2007年度に家庭内での介護をめぐる虐待などで死亡した65歳以上の高齢者数が27人に上ることが6日、自治体を通じて厚生労働省がまとめた調査で分かった。
いずれも加害者は介護している親族だった。
調査は高齢者虐待防止法に基づくもので、06年度を対象とした初回調査に比べ5人減少したが、虐待件数は704件(5・6%)増の1万3273件だった。高齢者虐待の厳しい実態があらためて浮き彫りになった。
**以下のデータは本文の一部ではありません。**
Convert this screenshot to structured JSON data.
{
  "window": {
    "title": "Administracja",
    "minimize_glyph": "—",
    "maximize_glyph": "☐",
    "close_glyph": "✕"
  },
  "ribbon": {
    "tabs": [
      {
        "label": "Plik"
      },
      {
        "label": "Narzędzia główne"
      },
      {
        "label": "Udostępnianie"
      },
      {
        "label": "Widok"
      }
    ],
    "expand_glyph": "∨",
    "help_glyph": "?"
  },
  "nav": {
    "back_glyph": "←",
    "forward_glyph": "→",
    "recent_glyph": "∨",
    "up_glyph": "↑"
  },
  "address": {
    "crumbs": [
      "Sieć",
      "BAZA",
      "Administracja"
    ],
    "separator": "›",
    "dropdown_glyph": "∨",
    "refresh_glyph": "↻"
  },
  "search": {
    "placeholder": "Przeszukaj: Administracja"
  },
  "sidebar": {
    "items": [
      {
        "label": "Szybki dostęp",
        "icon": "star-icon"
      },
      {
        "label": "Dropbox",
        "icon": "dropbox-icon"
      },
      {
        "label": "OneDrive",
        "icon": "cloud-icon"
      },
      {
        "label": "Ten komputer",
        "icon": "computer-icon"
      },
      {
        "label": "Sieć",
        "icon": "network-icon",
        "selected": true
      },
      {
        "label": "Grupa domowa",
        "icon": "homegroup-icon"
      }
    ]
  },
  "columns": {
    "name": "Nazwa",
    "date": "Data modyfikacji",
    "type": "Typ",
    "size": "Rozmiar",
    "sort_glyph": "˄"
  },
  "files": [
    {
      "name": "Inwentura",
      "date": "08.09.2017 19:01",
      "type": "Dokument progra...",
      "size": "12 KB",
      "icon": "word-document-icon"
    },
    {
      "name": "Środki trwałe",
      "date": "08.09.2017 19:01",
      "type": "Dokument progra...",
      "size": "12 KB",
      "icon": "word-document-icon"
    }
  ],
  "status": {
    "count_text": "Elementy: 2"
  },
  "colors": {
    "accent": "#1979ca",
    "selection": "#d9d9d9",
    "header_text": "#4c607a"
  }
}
調査結果によると、自治体への相談、通報は1万9971件(1581件増)。
亡くなった27人のうち、殺人は13人。親族との心中は4人だった。このほか介護の放棄による死亡が7人、暴行後に死に至ったケースが3人だった。
1件で複数の高齢者が虐待を受けたケースもあり、被害者数は1万3727人。性別(不明除く)は女性が77・4%にあたる1万626人、男性は3073人だった。被害者全体のうち、要介護認定者は69・2%にあたる9496人だった。
要介護施設などでの虐待件数は62件(8件増)、相談・通報件数は379件(同106件増)で、増加傾向だった。
虐待の内容(複数回答)は、身体的虐待が63・7%、暴言など心理的虐待が38・3%、介護などの放棄28%、財産を取り上げるなど経済的虐待が25・8%の順に多かった。